EMIR OF IWO RUSE…AND THE JOKE IS ON OBA ABDUL-RASHEED AKANBI

When the python gets caught in the knot of its deadly curl, it becomes food for the hyena and a joke to the millipede. The Oluwo of Iwo, Oba Abdul-Rasheed Akanbi, is not a python but he is currently caught in the wave of his own storm. Colourful and controversial, the Oluwo has become (in) famous for his predilection to get into spats with whoever got in his way or attempted to.

If he is not displaying his gaudy lifestyle on social media, including new material acquisitions, he is posting childlike videos like an excitable kid just experiencing a smart phone. In a fit of power-drunkenness, the Oluwo, cracked an expensive joke, when he said he would love to be addressed as an Emir by the Muslim community. The monarch of the largely Moslem town in Osun State, who always hopped from one controversy to the other in recent time, immediately came under stringent attacks especially that such allusion was deemed disrespectful to the Yoruba culture and tradition.

He later came out to say he was misunderstood and denied ever saying that. You couldn’t have forgotten so soon how he stripped Chief Abiola Ogundokun of all chieftaincy titles, ranging from Islamic and social to traditional titles conferred on him by the Iwo Traditional Council. The Iwo monarch accused Ogundokun of disrespecting him as well as making utterances and actions he described as anti-Iwo.

However, the 82-year-old Ogundokun, forged in the political warfare of the 70s through the 80s to the Sani Abacha days, has described the Oluwo as incompetent to strip him of any title. “I have been maintaining and using my money to keep him. A few months ago, he told the whole world that Ogundokun is the best Iwo man. He said if he had two Ogundokuns in Iwo, he did not need anybody again.

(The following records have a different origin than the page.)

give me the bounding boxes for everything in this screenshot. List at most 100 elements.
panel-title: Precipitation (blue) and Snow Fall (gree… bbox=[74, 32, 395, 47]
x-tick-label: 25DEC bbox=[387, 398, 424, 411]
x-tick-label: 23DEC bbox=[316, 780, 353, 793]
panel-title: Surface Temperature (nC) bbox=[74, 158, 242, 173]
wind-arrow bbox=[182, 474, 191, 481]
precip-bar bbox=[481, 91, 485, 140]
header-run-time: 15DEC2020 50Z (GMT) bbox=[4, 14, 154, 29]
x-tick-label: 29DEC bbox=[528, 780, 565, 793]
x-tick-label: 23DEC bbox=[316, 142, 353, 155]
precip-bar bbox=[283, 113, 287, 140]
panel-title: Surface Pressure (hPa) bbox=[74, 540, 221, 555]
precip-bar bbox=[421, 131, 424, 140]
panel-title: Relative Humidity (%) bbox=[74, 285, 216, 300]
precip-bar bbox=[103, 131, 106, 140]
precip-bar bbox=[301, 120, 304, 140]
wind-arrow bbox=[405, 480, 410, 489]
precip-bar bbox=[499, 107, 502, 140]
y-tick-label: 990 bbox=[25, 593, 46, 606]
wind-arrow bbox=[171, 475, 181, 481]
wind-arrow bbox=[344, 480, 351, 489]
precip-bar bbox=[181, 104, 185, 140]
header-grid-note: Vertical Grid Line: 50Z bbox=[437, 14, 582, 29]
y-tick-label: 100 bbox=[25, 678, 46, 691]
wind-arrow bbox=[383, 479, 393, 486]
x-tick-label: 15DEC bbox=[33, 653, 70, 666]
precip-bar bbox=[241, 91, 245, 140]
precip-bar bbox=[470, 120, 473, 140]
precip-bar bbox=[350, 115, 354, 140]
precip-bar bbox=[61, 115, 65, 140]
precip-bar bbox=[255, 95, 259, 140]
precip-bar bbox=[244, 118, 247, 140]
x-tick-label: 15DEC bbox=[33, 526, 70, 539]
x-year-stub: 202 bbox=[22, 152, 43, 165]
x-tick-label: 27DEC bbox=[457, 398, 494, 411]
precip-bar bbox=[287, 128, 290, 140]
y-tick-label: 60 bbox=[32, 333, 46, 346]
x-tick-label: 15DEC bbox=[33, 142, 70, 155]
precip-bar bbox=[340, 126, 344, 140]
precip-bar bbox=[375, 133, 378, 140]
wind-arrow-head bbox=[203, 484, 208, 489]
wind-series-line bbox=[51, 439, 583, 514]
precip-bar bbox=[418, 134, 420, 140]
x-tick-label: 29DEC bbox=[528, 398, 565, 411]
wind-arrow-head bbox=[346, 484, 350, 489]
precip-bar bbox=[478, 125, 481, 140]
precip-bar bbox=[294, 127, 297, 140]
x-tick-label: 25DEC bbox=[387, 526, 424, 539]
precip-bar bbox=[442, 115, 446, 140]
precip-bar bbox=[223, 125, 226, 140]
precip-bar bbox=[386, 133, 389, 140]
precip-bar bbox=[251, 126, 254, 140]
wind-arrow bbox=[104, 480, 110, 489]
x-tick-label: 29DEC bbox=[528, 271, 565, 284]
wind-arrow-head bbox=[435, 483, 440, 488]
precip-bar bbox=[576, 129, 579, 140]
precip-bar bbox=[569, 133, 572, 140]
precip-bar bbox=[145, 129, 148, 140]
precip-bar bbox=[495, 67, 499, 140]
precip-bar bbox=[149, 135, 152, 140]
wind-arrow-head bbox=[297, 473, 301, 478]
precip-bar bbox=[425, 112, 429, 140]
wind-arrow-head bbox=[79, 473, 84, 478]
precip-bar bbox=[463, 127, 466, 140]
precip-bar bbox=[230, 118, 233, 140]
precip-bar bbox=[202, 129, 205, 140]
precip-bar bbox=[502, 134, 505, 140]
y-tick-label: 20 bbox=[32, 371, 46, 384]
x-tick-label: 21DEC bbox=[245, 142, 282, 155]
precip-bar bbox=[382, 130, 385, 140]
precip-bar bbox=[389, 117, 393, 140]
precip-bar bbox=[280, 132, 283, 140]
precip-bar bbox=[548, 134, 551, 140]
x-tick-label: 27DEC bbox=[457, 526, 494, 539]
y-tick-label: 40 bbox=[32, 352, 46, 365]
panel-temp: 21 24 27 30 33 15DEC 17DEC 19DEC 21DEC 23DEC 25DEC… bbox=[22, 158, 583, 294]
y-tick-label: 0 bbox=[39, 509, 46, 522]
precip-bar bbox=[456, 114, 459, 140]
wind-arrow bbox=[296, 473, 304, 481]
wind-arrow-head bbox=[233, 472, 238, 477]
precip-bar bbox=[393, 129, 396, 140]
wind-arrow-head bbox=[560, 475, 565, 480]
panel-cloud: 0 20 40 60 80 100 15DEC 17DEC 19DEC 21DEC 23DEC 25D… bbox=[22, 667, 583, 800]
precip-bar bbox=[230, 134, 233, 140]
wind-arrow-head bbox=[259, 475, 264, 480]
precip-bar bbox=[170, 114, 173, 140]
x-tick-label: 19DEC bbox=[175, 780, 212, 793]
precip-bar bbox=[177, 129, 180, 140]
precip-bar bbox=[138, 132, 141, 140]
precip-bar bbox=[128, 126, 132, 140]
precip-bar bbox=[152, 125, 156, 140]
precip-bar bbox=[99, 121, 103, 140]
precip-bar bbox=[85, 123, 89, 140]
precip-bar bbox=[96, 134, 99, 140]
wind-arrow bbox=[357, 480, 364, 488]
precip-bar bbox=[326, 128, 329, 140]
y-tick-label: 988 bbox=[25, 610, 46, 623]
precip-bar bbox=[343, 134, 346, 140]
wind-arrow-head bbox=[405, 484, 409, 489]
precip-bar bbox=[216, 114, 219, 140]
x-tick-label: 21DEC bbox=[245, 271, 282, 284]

He is doing this because I advised him against criminality, to stop collecting money from people he does not intend to confer chieftaincy titles on.” To underscore that the King might just be on an exuberant spree, religious leaders across the three local government areas that make up the ancient town, as well as the five royal families, in a meeting held at the Iwo Central mosque, faulted the decision of the monarch and unanimously passed a vote of confidence on the high chief. They maintained that Ogundokun has not done anything that contravenes neither Islamic doctrine nor traditional norm, which necessitated the action of the king.